I don’t have to be sold on this. I’ve been raised and educated to see and utilize organic gardening practices on my bonsai. Biogold type organics and Dr Earth type inoculant products. Organic compost, fish emulsions and seaweed will do this, too.
Try going for a year without vitamin C, D, B12, or iron. Kill your gut flora and fauna with antibiotics and antifungals. Go for a week without fiber in your diet… Have you ever had to eat K rations or MREs for a month? You would survive, but you would NOT be a happy camper…
Ooohh, the humanity!
That being said, I do have and utilize CRF and inorganic fertilizers. They will grow trees if I’m not watching them closely. Especially potted pre-bonsai or in the ground trees. I do NOT rely on them as a ‘refined bonsai’ frontline, stand alone practice. Organic microbiom. My trees are crazy healthy this season. Very little insect, fungal or root problems. Their microbiom helps keep them happy.
Balance of water and oxygen…lots of sun.
Now I JUST need apply more style and refine techniques…
Yea Mirai!


thank you @Norisan for sharing the book reference --> in my amazon basket … :grinning:
And Welcome to the Mirai Community! :evergreen_tree:

There’s evidence that organic fertilizers help improve the immune response of trees against attacks by pathogens through their effect on the microbiota in the soil. At the same time there is empirical evidence of collections (such as that of Walter Pall) where exclusive use of synthetic fertilizers does not have ill effects on the trees. One thing to keep in mind is that organic fertilizers, because they depend of microbial activity in the soil, do not work with temperatures below around 15C (about 60F) whereas the tree is active from 7C (about 45F) so depending on where you live and the regimen of fertilization that you need to apply (mostly for trees in development) you’d loose considerable time if you were to use only organic. I and many people here in Quebec use synthetic early in the spring and later in the fall and organic in between. Last point I want to make is that with organic, because the nitrogen in it takes approximately 4 weeks to be metabolized by the microbes, you have a lot more control of when you stop fertilizing. With CRF, depending on how long they last - usually 4 or 6 months, you need to plan more carefully when to apply it if you know that later on you will want to withdraw it. I have videos in youtube where I discuss some of the issues around synthetic vs. organic and also energy management in pines according to the mirai methodology where I discuss when to withdraw fertilizers for example in the case of multi flush pines prior to decandling.

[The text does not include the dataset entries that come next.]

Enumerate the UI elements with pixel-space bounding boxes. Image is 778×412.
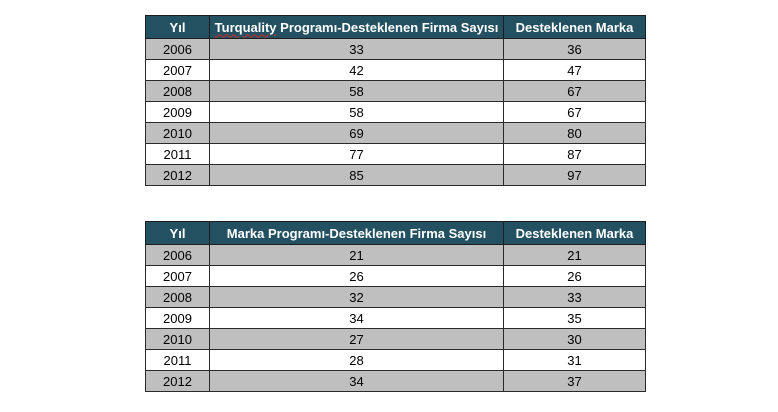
year-cell: 2006 [145,38,210,60]
table-row: 2011 77 87 [145,143,646,165]
firm-count-cell: 33 [209,38,504,60]
year-cell: 2011 [145,349,210,371]
brand-count-cell: 80 [503,122,646,144]
firm-count-cell: 42 [209,59,504,81]
table-header-row: Yıl Turquality Programı-Desteklenen Firm… [145,15,646,39]
table-row: 2006 33 36 [145,38,646,60]
year-cell: 2010 [145,122,210,144]
table-row: 2008 32 33 [145,286,646,308]
brand-header: Desteklenen Marka [503,221,646,245]
year-cell: 2008 [145,286,210,308]
brand-count-cell: 33 [503,286,646,308]
table-row: 2007 26 26 [145,265,646,287]
firm-count-cell: 21 [209,244,504,266]
firm-count-cell: 69 [209,122,504,144]
table-row: 2007 42 47 [145,59,646,81]
year-header: Yıl [145,15,210,39]
brand-count-cell: 67 [503,80,646,102]
year-cell: 2007 [145,59,210,81]
brand-count-cell: 37 [503,370,646,392]
year-cell: 2012 [145,164,210,186]
brand-count-cell: 21 [503,244,646,266]
table-row: 2010 69 80 [145,122,646,144]
table-row: 2009 34 35 [145,307,646,329]
table-row: 2012 85 97 [145,164,646,186]
firm-count-cell: 26 [209,265,504,287]
brand-count-cell: 26 [503,265,646,287]
table-row: 2011 28 31 [145,349,646,371]
brand-count-cell: 87 [503,143,646,165]
firm-count-header-label: Programı-Desteklenen Firma Sayısı [276,19,499,35]
year-cell: 2009 [145,307,210,329]
firm-count-header: Marka Programı-Desteklenen Firma Sayısı [209,221,504,245]
brand-count-cell: 35 [503,307,646,329]
firm-count-cell: 58 [209,101,504,123]
firm-count-cell: 34 [209,307,504,329]
firm-count-cell: 58 [209,80,504,102]
marka-program-table: Yıl Marka Programı-Desteklenen Firma Say… [145,221,646,392]
spellcheck-word: Turquality [214,19,277,35]
year-header: Yıl [145,221,210,245]
brand-count-cell: 30 [503,328,646,350]
table-row: 2008 58 67 [145,80,646,102]
brand-count-cell: 97 [503,164,646,186]
table-row: 2006 21 21 [145,244,646,266]
year-cell: 2010 [145,328,210,350]
year-cell: 2006 [145,244,210,266]
table-header-row: Yıl Marka Programı-Desteklenen Firma Say… [145,221,646,245]
table-row: 2010 27 30 [145,328,646,350]
year-cell: 2009 [145,101,210,123]
firm-count-cell: 77 [209,143,504,165]
firm-count-cell: 34 [209,370,504,392]
year-cell: 2012 [145,370,210,392]
firm-count-header: Turquality Programı-Desteklenen Firma Sa… [209,15,504,39]
brand-count-cell: 36 [503,38,646,60]
brand-count-cell: 31 [503,349,646,371]
table-row: 2009 58 67 [145,101,646,123]
firm-count-cell: 27 [209,328,504,350]
table-row: 2012 34 37 [145,370,646,392]
brand-header: Desteklenen Marka [503,15,646,39]
brand-count-cell: 67 [503,101,646,123]
year-cell: 2008 [145,80,210,102]
turquality-table: Yıl Turquality Programı-Desteklenen Firm… [145,15,646,186]
firm-count-cell: 32 [209,286,504,308]
year-cell: 2007 [145,265,210,287]
year-cell: 2011 [145,143,210,165]
firm-count-cell: 28 [209,349,504,371]
brand-count-cell: 47 [503,59,646,81]
firm-count-cell: 85 [209,164,504,186]
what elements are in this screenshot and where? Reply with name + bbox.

@Norisan i already read the book and totaly desagree that they are equal. of corse in molecular NPK (like the book said), they are equal, but the there are other components in the molecular NPK organic and chemical fertiliser that can cause huge damage to the soil and the plant, like salinity of the sintetic. is true, i use them both, sintetic subdoses in the developping trees and organic in trees that im building primary ramifications. i already killed 2 itoigawa junipers with osmocote using the recomended dose, so in itoigawa i use only organic since 2018, but in j. sinensis i use osmocote too with no problems. i never use sintetic in deciduous bonsai. i noticed that the more open are your soil and the more you water the plant, less damage you cause using sintetic, but you need to replace in short times intervals.